Treatment with LIPUS was able to reduce this time to 103 ± 8.3 days in
the tibial fracture group and 48 ± 5.1 days in the patients with distal
radius fractures. Treatment with LIPUS also substantially reduced the
incidence of delayed unions in tibias in smokers and nonsmokers. These
results are important because they suggest that LIPUS can over-ride
some of the detrimental effects that smoking has on fracture healing.
Rutten et al.193 prospectively
analyzed 71 cases of tibial nonunion and found that treatment with
LIPUS resulted in a healing rate of 73%, and that this was
significantly higher than the rate of spontaneous healing. Within the
subgroups analyzed, the rate of healing in smokers and nonsmokers was
not found to be statistically significant.
In contrast to these findings, the effects of LIPUS on
fracture healing may be affected by the presence of fixation devices.
Emami et al.70 noted that ultrasound
did not appear to have a stimulatory role on tibial fracture repair in
a prospective randomized controlled double-blinded study to evaluate
its effects in patients with fresh tibial fractures who were treated
with a reamed and statically locked intramedullary rod. Patients were
divided into an ultrasound group and placebo group. They all underwent
treatment with an ultrasound device for 20 minutes daily for 75 days
without knowing whether it was active. Standardized radiographs were
taken every third week until healing and at 6 and 12 months. Results
showed that low-intensity ultrasound treatment did not shorten the
healing time.
FIGURE 5-7
Sequential radiographs of a patient who sustained a grade II distal
tibia fracture that underwent irrigation and debridement with placement
of an external fixator. A. At 4 months,
the external fixator was removed and the patient was believed to have a
delayed union. Daily treatments with Exogen (Smith and Nephew, Memphis,
TN) ultrasound stimulation was started. B. At 1 month of treatment, the patient progressed to partial weight bearing. C. At 2 months, radiographs showed continued progression of healing. D. At 6 months, the patient was bearing full weight without pain. (Courtesy Paul Tornetta III, MD.)
CONCLUSIONS AND FUTURE DIRECTIONS
The repair of fractures is a predictable event for most
skeletal injuries. There are, however, instances when fracture repair
is delayed or fails to occur. With improved understanding of the
intracellular and extracellular pathways involved in bone healing,

P.120

our ability to successfully augment this repair process continuously evolves.

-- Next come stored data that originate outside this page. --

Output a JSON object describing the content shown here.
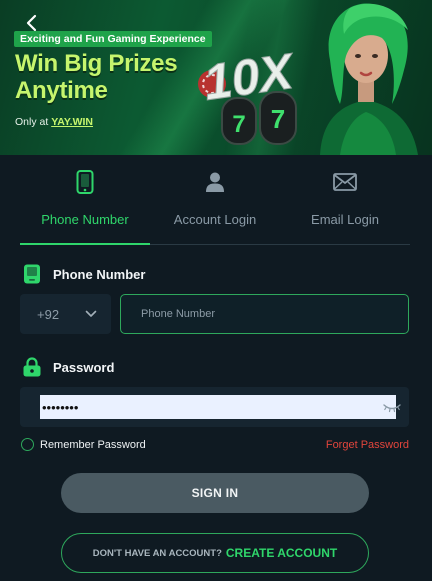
{
  "banner": {
    "tagline": "Exciting and Fun Gaming Experience",
    "headline_line1": "Win Big Prizes",
    "headline_line2": "Anytime",
    "only_at": "Only at",
    "brand": "YAY.WIN",
    "promo_text": "10X"
  },
  "tabs": [
    {
      "label": "Phone Number",
      "icon": "phone-icon",
      "active": true
    },
    {
      "label": "Account Login",
      "icon": "user-icon",
      "active": false
    },
    {
      "label": "Email Login",
      "icon": "mail-icon",
      "active": false
    }
  ],
  "phone": {
    "label": "Phone Number",
    "country_code": "+92",
    "placeholder": "Phone Number",
    "value": ""
  },
  "password": {
    "label": "Password",
    "value": "••••••••"
  },
  "remember_label": "Remember Password",
  "forgot_label": "Forget Password",
  "sign_in_label": "SIGN IN",
  "create": {
    "question": "DON'T HAVE AN ACCOUNT?",
    "cta": "CREATE ACCOUNT"
  },
  "colors": {
    "background": "#0f1a22",
    "accent": "#2fd66b",
    "danger": "#e2453c",
    "button": "#4a5a62"
  }
}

Currently, the ability to promote fracture healing is
limited. Accepted options include returning to the operating room to
perform an open procedure supplemented with some type of physiologic or
synthetic graft, recombinant human OP-1 or BMP-2, or the use of LIPUS.
Systemic treatments, such as the use of statins or hormones, are still
in the development stages, but these types of treatments may allow
earlier interventions, especially in at-risk patients. Current
advances, including improved methods for obtaining autogenous and
allogenic MSCs, development of delivery mechanisms for gene therapy,
and improvements in synthetic bone graft materials, will greatly
enhance the ability to improve fracture repair.